There is the letter from the Rebbe by the six-day war that your not allowed to change your plans to not go to Eretz Yisroel or to leave early. So is there the same problem here?
The second part of the question is that maybe just the opposite, cause it says in Gemara that in a time of a מגפה (pandemic) you should ran to the desert, so maybe it’s just the opposite & it would be a obligation to leave, so as to stay safer.
(In Yeshiva in Eretz Yisroel you don’t have the ability to keep clean – which is a main part to not catch the virus, & even if ח”ו you get it will be better taken care of at home where you have a caring mother etc.)
One may leave Yeshiva or seminary in EY early based on doctor’s recommendations and consistent with the support of the local hanhalah.
(Personally, I am skeptical whether the medical information contained in your letter – that it’s easier to contain, manage or care for the virus at home – is accurate).

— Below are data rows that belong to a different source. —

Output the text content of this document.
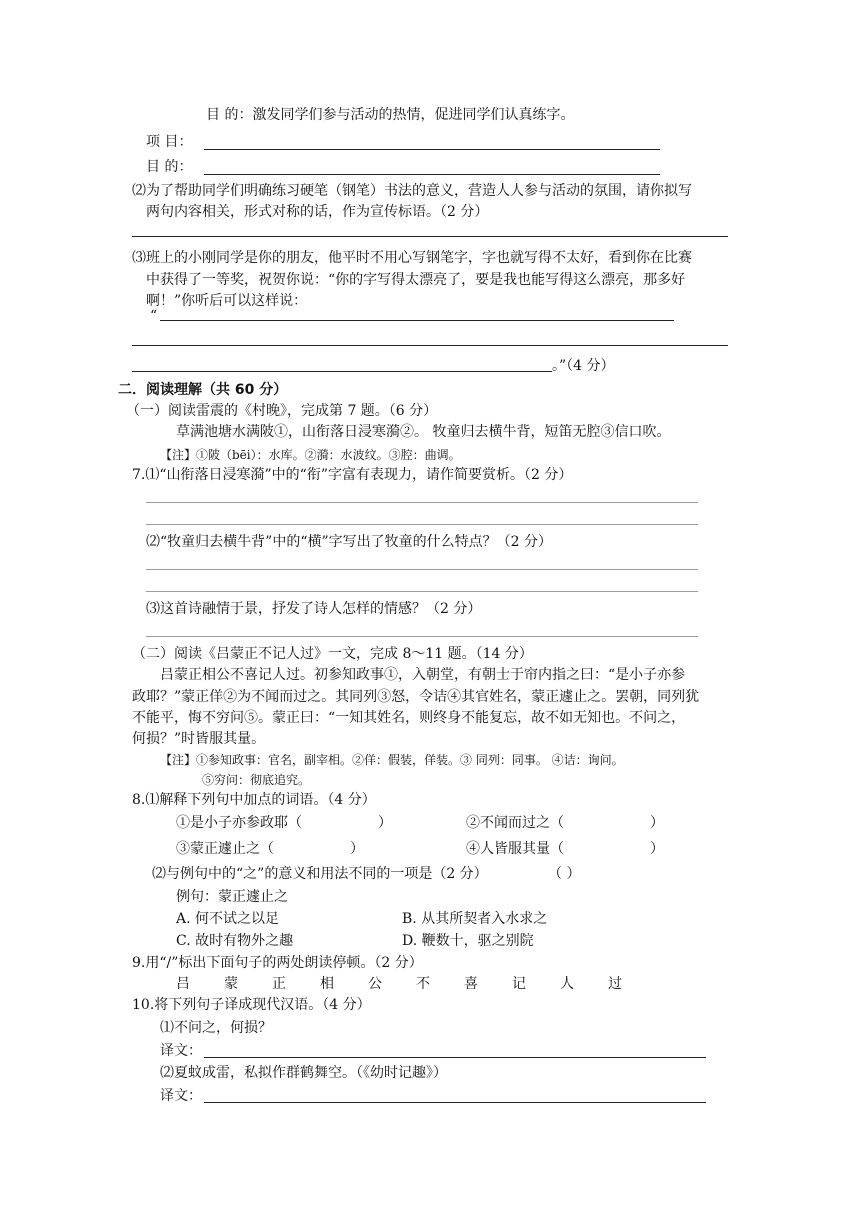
目 的：激发同学们参与活动的热情，促进同学们认真练字。
项 目：
目 的：
⑵为了帮助同学们明确练习硬笔（钢笔）书法的意义，营造人人参与活动的氛围，请你拟写
两句内容相关，形式对称的话，作为宣传标语。（2 分）
⑶班上的小刚同学是你的朋友，他平时不用心写钢笔字，字也就写得不太好，看到你在比赛
中获得了一等奖，祝贺你说：“你的字写得太漂亮了，要是我也能写得这么漂亮，那多好
啊！”你听后可以这样说：
“
。”（4 分）
二．阅读理解（共 60 分）
（一）阅读雷震的《村晚》，完成第 7 题。（6 分）
草满池塘水满陂①，山衔落日浸寒漪②。 牧童归去横牛背，短笛无腔③信口吹。
【注】①陂（bēi）：水库。②漪：水波纹。③腔：曲调。
7.⑴“山衔落日浸寒漪”中的“衔”字富有表现力，请作简要赏析。（2 分）
⑵“牧童归去横牛背”中的“横”字写出了牧童的什么特点？（2 分）
⑶这首诗融情于景，抒发了诗人怎样的情感？（2 分）
（二）阅读《吕蒙正不记人过》一文，完成 8～11 题。（14 分）
吕蒙正相公不喜记人过。初参知政事①，入朝堂，有朝士于帘内指之曰：“是小子亦参
政耶？”蒙正佯②为不闻而过之。其同列③怒，令诘④其官姓名，蒙正遽止之。罢朝，同列犹
不能平，悔不穷问⑤。蒙正曰：“一知其姓名，则终身不能复忘，故不如无知也。不问之，
何损？”时皆服其量。
【注】①参知政事：官名，副宰相。②佯：假装，佯装。③ 同列：同事。 ④诘：询问。
⑤穷问：彻底追究。
8.⑴解释下列句中加点的词语。（4 分）
①是小子亦参政耶（	）	②不闻而过之（	）
③蒙正遽止之（	）	④人皆服其量（	）
⑵与例句中的“之”的意义和用法不同的一项是（2 分）	（ ）
例句：蒙正遽止之
A. 何不试之以足	B. 从其所契者入水求之
C. 故时有物外之趣	D. 鞭数十，驱之别院
9.用“/”标出下面句子的两处朗读停顿。（2 分）
吕 蒙 正 相 公 不 喜 记 人 过
10.将下列句子译成现代汉语。（4 分）
⑴不问之，何损？
译文：
⑵夏蚊成雷，私拟作群鹤舞空。（《幼时记趣》）
译文：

To The best of my knowledge, the Rebbe never wrote during the six-day war that it was forbidden to leave EY early. In the series Iggros Kodesh, no such letter appears.

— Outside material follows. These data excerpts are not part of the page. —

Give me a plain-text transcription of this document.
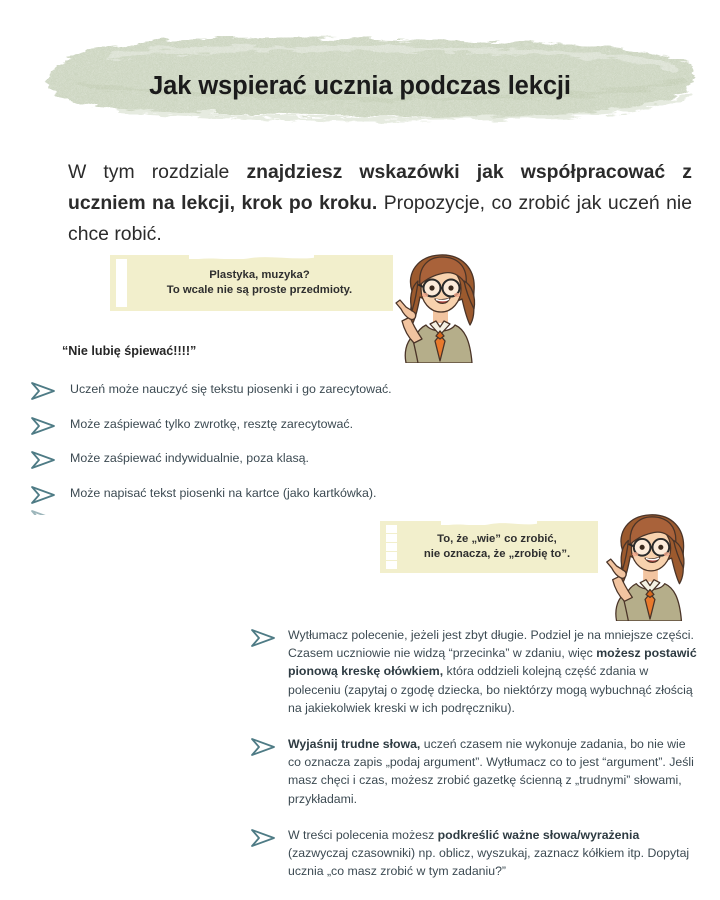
Jak wspierać ucznia podczas lekcji
W tym rozdziale znajdziesz wskazówki jak współpracować z uczniem na lekcji, krok po kroku. Propozycje, co zrobić jak uczeń nie chce robić.
Plastyka, muzyka?
To wcale nie są proste przedmioty.
“Nie lubię śpiewać!!!!”
Uczeń może nauczyć się tekstu piosenki i go zarecytować.
Może zaśpiewać tylko zwrotkę, resztę zarecytować.
Może zaśpiewać indywidualnie, poza klasą.
Może napisać tekst piosenki na kartce (jako kartkówka).
To, że „wie” co zrobić,
nie oznacza, że „zrobię to”.
Wytłumacz polecenie, jeżeli jest zbyt długie. Podziel je na mniejsze części. Czasem uczniowie nie widzą “przecinka” w zdaniu, więc możesz postawić pionową kreskę ołówkiem, która oddzieli kolejną część zdania w poleceniu (zapytaj o zgodę dziecka, bo niektórzy mogą wybuchnąć złością na jakiekolwiek kreski w ich podręczniku).
Wyjaśnij trudne słowa, uczeń czasem nie wykonuje zadania, bo nie wie co oznacza zapis „podaj argument”. Wytłumacz co to jest “argument”. Jeśli masz chęci i czas, możesz zrobić gazetkę ścienną z „trudnymi” słowami, przykładami.
W treści polecenia możesz podkreślić ważne słowa/wyrażenia (zazwyczaj czasowniki) np. oblicz, wyszukaj, zaznacz kółkiem itp. Dopytaj ucznia „co masz zrobić w tym zadaniu?”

There is an unsubstantiated rumor that the Rebbe told Rashag on Shavuos 5767 during the Seudah, that his approach was based on a Torah prohibition. The Rebbe, however, clarified immediately that he chose not to label it as an issur.

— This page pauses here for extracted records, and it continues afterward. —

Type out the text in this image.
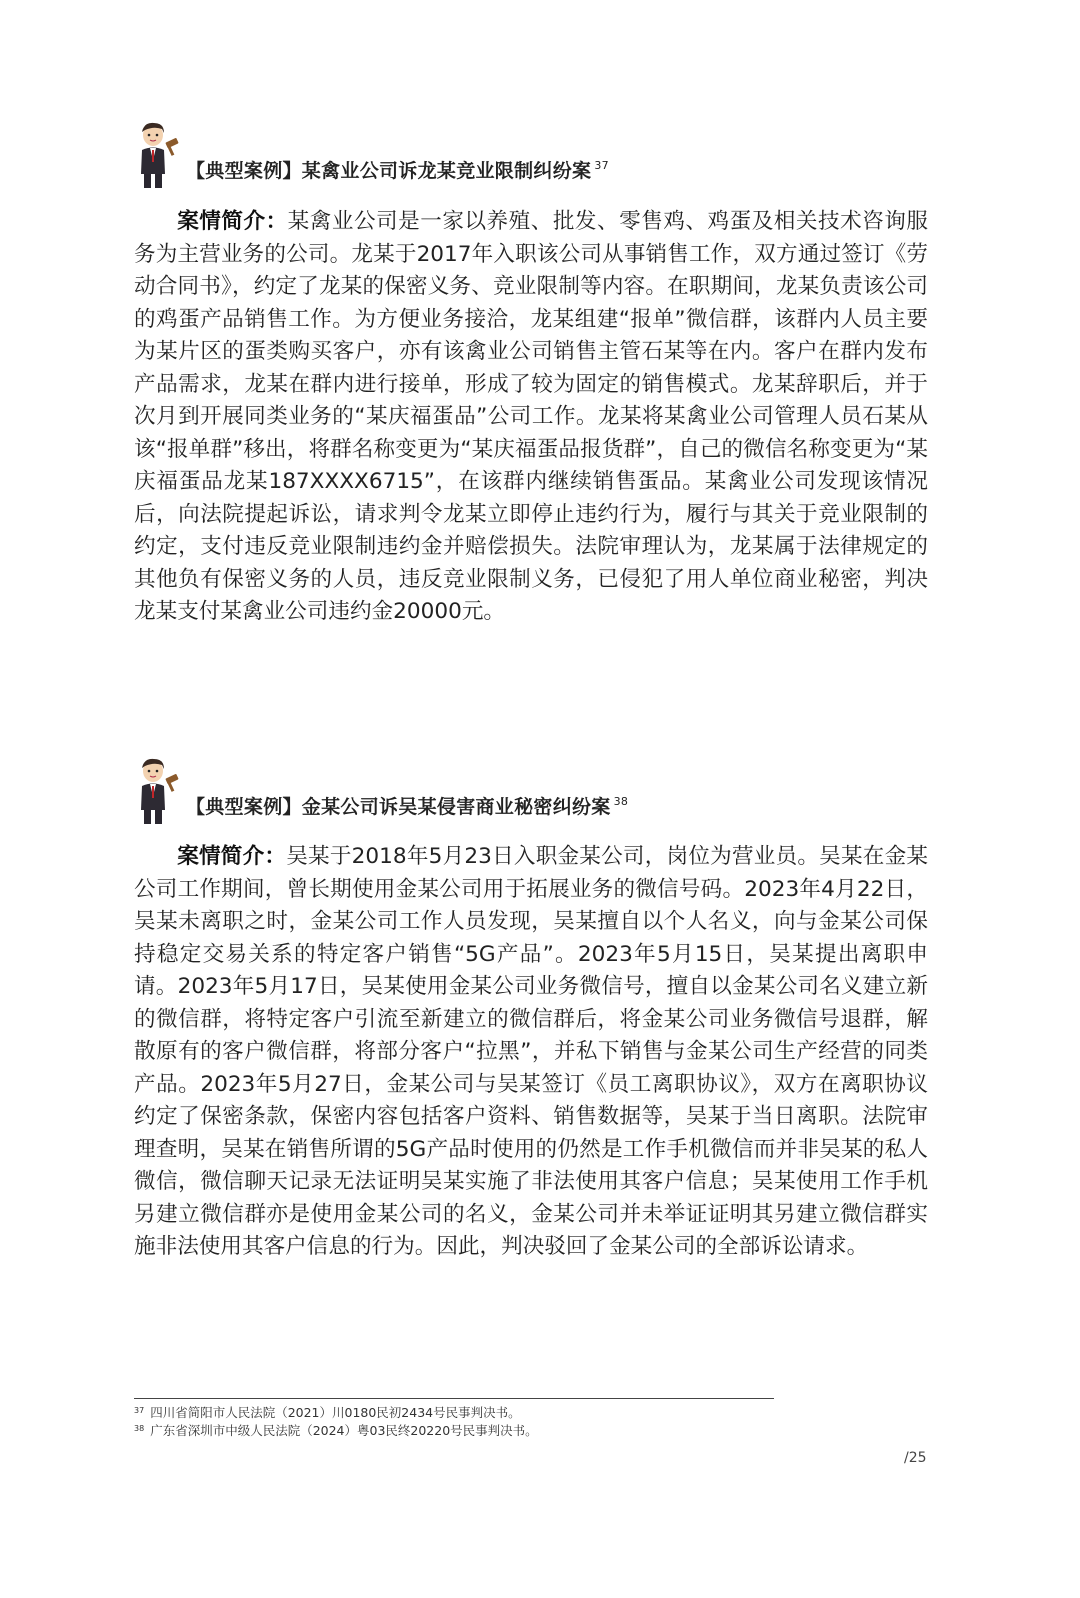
【典型案例】某禽业公司诉龙某竞业限制纠纷案 $^{37}$

案情简介：某禽业公司是一家以养殖、批发、零售鸡、鸡蛋及相关技术咨询服务为主营业务的公司。龙某于2017年入职该公司从事销售工作，双方通过签订《劳动合同书》，约定了龙某的保密义务、竞业限制等内容。在职期间，龙某负责该公司的鸡蛋产品销售工作。为方便业务接洽，龙某组建“报单”微信群，该群内人员主要为某片区的蛋类购买客户，亦有该禽业公司销售主管石某等在内。客户在群内发布产品需求，龙某在群内进行接单，形成了较为固定的销售模式。龙某辞职后，并于次月到开展同类业务的“某庆福蛋品”公司工作。龙某将某禽业公司管理人员石某从该“报单群”移出，将群名称变更为“某庆福蛋品报货群”，自己的微信名称变更为“某庆福蛋品龙某187XXXX6715”，在该群内继续销售蛋品。某禽业公司发现该情况后，向法院提起诉讼，请求判令龙某立即停止违约行为，履行与其关于竞业限制的约定，支付违反竞业限制违约金并赔偿损失。法院审理认为，龙某属于法律规定的其他负有保密义务的人员，违反竞业限制义务，已侵犯了用人单位商业秘密，判决龙某支付某禽业公司违约金20000元。

【典型案例】金某公司诉吴某侵害商业秘密纠纷案 $^{38}$

案情简介：吴某于2018年5月23日入职金某公司，岗位为营业员。吴某在金某公司工作期间，曾长期使用金某公司用于拓展业务的微信号码。2023年4月22日，吴某未离职之时，金某公司工作人员发现，吴某擅自以个人名义，向与金某公司保持稳定交易关系的特定客户销售“5G产品”。2023年5月15日，吴某提出离职申请。2023年5月17日，吴某使用金某公司业务微信号，擅自以金某公司名义建立新的微信群，将特定客户引流至新建立的微信群后，将金某公司业务微信号退群，解散原有的客户微信群，将部分客户“拉黑”，并私下销售与金某公司生产经营的同类产品。2023年5月27日，金某公司与吴某签订《员工离职协议》，双方在离职协议约定了保密条款，保密内容包括客户资料、销售数据等，吴某于当日离职。法院审理查明，吴某在销售所谓的5G产品时使用的仍然是工作手机微信而并非吴某的私人微信，微信聊天记录无法证明吴某实施了非法使用其客户信息；吴某使用工作手机另建立微信群亦是使用金某公司的名义，金某公司并未举证证明其另建立微信群实施非法使用其客户信息的行为。因此，判决驳回了金某公司的全部诉讼请求。

$^{37}$ 四川省简阳市人民法院（2021）川0180民初2434号民事判决书。
$^{38}$ 广东省深圳市中级人民法院（2024）粤03民终20220号民事判决书。
/25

It should be noted that it is a well-known fact that the descriptions of the conversations that took place during the Seudos are highly inaccurate and unreliable. Even if we would assume that it’s indeed true that leaving at that time Involved an issur, this was due to the prohibition of not instilling fear during a time of war. This does not apply to someone who is taking medical precautions and leaving the country based on a medical recommendation.
Obviously, one has to take into account the effect this will have on the student learning, the extent of the bittul Torah and how will impact the other students in the school. All of this has to be measured against the severity of the medical issue at hand. This is why it’s extremely important to consult with a medical practitioner as well as with the hanhalah.